Jamshid Sharmahd saß seit 2020 in iranischer Haft und wurde trotz Warnungen der Bundesregierung hingerichtet. Nun hat Deutschland den iranischen Geschäftsträger einbestellt.

Protest gegen die Hinrichtung des Deutsch-Iraners Jamshid Sharmahd in Berlin Foto: Frederic Kern/Future Image/imago

Wer den Fall von Jamshid Sharmahd von Anfang an verfolgt hat, kennt die Bilder: Im Arm seine Tochter Gazelle. Bei einer Wanderung, er blickt glücklich in die Kamera. Gazelle Sharmahd hat in den letzten vier Jahren zahlreiche Fotos und Videos von sich und ihrem Vater in sozialen Medien gepostet.

Am 28. Oktober nun die Nachricht: Die Islamische Republik hat Jamshid Sharmahd hingerichtet. Er litt an Parkinson, erhielt keine medizinische Versorgung und hatte keine Zähne – diese wurden ihm, wie Gazelle Sharmahd in einem der wenigen Telefonate erfuhr, ausgeschlagen – und siechte in iranischer Haft.

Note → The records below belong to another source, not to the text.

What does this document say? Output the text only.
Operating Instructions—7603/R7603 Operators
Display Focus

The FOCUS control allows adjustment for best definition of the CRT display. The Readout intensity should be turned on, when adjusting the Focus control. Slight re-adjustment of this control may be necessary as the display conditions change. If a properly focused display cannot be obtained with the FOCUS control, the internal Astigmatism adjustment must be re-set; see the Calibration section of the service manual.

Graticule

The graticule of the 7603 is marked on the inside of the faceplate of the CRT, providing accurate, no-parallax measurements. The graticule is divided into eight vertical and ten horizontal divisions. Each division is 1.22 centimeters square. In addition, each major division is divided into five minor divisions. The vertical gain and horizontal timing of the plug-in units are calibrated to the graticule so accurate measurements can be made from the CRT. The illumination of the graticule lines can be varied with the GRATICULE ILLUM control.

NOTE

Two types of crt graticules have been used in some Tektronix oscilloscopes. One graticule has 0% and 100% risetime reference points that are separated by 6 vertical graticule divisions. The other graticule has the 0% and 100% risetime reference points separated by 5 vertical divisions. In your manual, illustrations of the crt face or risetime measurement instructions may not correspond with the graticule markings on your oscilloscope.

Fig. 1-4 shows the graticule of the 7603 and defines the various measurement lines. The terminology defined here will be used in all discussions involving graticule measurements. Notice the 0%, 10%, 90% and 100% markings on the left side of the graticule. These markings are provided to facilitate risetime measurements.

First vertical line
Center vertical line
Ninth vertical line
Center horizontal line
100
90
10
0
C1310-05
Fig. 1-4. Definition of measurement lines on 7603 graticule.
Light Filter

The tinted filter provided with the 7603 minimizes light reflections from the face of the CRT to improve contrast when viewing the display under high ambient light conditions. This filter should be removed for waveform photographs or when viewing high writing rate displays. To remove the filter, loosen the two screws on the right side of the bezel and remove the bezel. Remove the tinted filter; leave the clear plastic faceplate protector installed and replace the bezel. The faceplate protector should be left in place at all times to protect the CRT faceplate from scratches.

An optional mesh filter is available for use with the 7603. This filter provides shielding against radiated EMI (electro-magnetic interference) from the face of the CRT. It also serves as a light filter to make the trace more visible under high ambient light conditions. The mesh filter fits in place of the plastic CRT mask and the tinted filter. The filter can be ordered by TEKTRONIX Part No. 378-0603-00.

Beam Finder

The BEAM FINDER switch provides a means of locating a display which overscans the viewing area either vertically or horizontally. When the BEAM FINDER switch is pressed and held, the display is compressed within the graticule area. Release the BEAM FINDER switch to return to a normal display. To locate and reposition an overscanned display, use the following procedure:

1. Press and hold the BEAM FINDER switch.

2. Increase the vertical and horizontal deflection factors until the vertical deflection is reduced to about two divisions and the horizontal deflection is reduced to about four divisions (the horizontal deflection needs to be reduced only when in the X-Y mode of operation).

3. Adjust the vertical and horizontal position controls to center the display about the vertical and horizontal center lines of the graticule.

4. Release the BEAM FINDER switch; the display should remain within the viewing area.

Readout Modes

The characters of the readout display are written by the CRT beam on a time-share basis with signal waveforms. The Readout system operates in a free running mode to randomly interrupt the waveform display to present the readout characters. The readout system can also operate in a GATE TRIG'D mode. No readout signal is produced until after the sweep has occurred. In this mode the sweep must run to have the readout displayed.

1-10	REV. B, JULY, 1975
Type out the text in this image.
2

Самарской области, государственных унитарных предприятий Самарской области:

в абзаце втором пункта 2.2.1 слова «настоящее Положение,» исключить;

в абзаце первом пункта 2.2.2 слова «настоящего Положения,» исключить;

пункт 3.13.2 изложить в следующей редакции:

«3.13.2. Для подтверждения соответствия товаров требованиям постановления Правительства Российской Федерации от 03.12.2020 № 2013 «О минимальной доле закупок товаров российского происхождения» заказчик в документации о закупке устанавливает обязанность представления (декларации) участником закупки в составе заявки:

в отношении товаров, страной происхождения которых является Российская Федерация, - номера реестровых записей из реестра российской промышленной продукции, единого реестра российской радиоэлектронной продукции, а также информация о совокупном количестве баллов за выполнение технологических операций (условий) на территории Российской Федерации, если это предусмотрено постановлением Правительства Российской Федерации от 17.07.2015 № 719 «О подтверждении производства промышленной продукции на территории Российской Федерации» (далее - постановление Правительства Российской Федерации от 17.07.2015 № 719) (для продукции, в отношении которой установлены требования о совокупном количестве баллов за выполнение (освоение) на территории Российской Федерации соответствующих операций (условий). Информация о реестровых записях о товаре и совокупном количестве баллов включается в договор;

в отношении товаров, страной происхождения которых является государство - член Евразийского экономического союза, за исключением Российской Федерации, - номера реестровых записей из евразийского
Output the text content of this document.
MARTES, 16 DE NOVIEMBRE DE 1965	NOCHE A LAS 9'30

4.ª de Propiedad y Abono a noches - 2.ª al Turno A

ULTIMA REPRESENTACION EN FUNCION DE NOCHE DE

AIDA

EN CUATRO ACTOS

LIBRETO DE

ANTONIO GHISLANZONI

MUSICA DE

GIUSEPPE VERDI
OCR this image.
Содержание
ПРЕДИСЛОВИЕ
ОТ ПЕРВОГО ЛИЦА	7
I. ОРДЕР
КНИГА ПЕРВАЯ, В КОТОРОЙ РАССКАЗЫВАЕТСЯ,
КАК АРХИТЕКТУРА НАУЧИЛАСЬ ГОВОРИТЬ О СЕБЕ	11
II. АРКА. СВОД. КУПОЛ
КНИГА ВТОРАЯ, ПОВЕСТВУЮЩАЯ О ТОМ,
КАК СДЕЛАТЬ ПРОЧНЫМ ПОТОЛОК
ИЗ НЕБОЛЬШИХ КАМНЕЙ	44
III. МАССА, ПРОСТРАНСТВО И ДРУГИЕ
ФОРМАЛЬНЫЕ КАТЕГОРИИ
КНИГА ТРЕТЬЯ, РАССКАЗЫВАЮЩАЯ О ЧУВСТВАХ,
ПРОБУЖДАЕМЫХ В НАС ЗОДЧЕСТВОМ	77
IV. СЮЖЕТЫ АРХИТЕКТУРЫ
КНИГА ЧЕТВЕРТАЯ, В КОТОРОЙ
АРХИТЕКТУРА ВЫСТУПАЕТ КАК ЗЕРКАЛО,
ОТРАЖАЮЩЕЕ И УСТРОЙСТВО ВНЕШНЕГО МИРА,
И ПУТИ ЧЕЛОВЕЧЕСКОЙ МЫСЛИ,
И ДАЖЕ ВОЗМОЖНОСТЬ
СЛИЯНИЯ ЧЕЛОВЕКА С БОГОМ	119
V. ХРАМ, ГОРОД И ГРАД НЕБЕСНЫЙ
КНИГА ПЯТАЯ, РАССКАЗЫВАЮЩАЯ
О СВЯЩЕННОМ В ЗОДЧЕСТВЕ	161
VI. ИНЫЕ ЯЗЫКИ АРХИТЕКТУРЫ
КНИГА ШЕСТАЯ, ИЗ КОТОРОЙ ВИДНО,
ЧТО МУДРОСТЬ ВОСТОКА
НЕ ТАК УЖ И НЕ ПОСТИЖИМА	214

Sharmahd wurde 1955 im Iran geboren und wuchs in Deutschland auf. Anfang der 2000er Jahre zog er mit seiner Familie in die USA, wo sie seitdem lebte. Er gründete ein Software-Unternehmen und engagierte sich gleichzeitig in der iranischen Opposition. Er betrieb unter anderem eine oppositionelle Webseite. Schon im Jahr 2009 versuchte das iranische Regime, ihn in den USA zu ermorden. Der US-amerikanische Geheimdienst konnte den Anschlag vereiteln.

Die „stille Diplomatie“ mit dem Iran

Das Martyrium des deutschen Staatsbürgers beginnt im Juli 2020. Auf einer Geschäftsreise muss Sharmahd in Dubai zwischenlanden und eine Nacht in der Stadt übernachten. Er spricht noch mit seiner Familie und informiert sie, wo er ist – es soll das letzte Lebenszeichen für mehrere Jahre bleiben. In dieser Nacht wird er vom Geheimdienst der iranischen Revolutionsgarden entführt. Wenig später führt ihn das iranische Staatsfernsehen vor; die Filmaufnahmen zeigen einen traumatisierten Menschen, von Folter gezeichnet. Er wird zu einem Geständnis eines konstruierten Verbrechens gezwungen. Zwangsgeständnisse sind die Grundlage des „Justizsystems“ der Islamischen Republik Iran. Dann im Frühjahr 2023 schließlich die Nachricht: Jam­shid Sharmahd wird zum Tode verurteilt. Die wohl schlimmste Zeit im Leben von Gazelle Sharmahd und ihrer Familie bricht an.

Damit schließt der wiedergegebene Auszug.